Personal information
- Full name: José Manuel Carriles Corino
- Born: 12 May 1963 (age 61) Pedreña, Spain
- Height: 1.83 m (6 ft 0 in)
- Sporting nationality: Spain

Career
- Turned professional: 1982
- Current tour(s): European Senior Tour
- Former tour(s): European Tour Challenge Tour
- Professional wins: 3

Number of wins by tour
- Challenge Tour: 2
- European Senior Tour: 1

Best results in major championships
- Masters Tournament: DNP
- PGA Championship: DNP
- U.S. Open: DNP
- The Open Championship: CUT: 1993, 2000

= José Manuel Carriles =

Spanish professional golfer

José Manuel Carriles Corino (born 12 May 1963) is a Spanish professional golfer.

==Early life==
Carriles was born in Pedreña in northern Spain, the birthplace of the late Seve Ballesteros. Like Ballesteros, he learned the game on the beach, where he and some friends shared a half set of clubs.

Golf was always in the blood, his father caddied at the local course and his mother also worked there. He was forbidden to play at the club except once a year in the caddies' competition, so as a youngster he used to climb the fence at the furthest point of the course for some secret practice.

==Career==
Carriles turned professional in 1983, and earned his European Tour card for the first time at the 1991 Qualifying School.

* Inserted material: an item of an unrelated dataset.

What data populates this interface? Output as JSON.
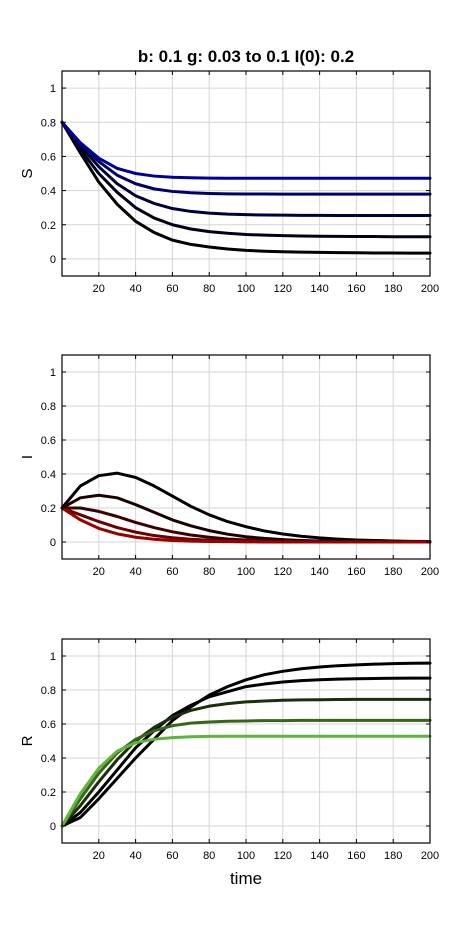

His best finish on the European Tour came in 1992, at the German Open where he finished runner-up, 11 strokes behind Vijay Singh. He finished the season 57th in the rankings.

Over the next 15 years he divided his time between the European Tour and the Challenge Tour, winning twice on the latter, the 1993 Estoril Challenge and the 2003 Challenge Tour Grand Final. He was also runner-up at the 2003 Izki Challenge de España, the 2006 Lexus Open and the Norwegian Challenge in 2006.

After finishing in third place at the 2013 Qualifying School Final, he joined the European Senior Tour. In 2015 he recorded three top-10 finishes, and clinched his first win in 2019 at the European Tour Destinations Senior Classic at PGA Catalunya Resort, Spain.

==Professional wins (3)==
===Challenge Tour wins (2)===

| Legend |
|---|
| Tour Championships (1) |
| Other Challenge Tour (1) |

| No. | Date | Tournament | Winning score | Margin of victory | Runner-up |
|---|---|---|---|---|---|
| 1 | 19 Oct 1997 | Estoril Challenge | −12 (64-70-70-72=276) | 1 stroke | SWE Kalle Brink |
| 2 | 26 Oct 2003 | Challenge Tour Grand Final | −11 (68-69-66-70=273) | Playoff | SWE Johan Edfors |

Challenge Tour playoff record (1–1)

| No. | Year | Tournament | Opponent | Result |
|---|---|---|---|---|
| 1 | 1997 | Open des Volcans | WAL Mark Litton |  |
| 2 | 2003 | Challenge Tour Grand Final | SWE Johan Edfors | Won with birdie on first extra hole |

===European Senior Tour wins (1)===

| No. | Date | Tournament | Winning score | Margin of victory | Runner-up |
|---|---|---|---|---|---|
| 1 | 14 Jul 2019 | European Tour Destinations Senior Classic | −13 (70-66-67=203) | 3 strokes | ZAF Chris Williams |

==Results in major championships==

| Tournament | 1993 | 1994 | 1995 | 1996 | 1997 | 1998 | 1999 | 2000 |
|---|---|---|---|---|---|---|---|---|
| The Open Championship | CUT |  |  |  |  |  |  | CUT |

CUT = missed the halfway cut

Note: Carriles only played in The Open Championship.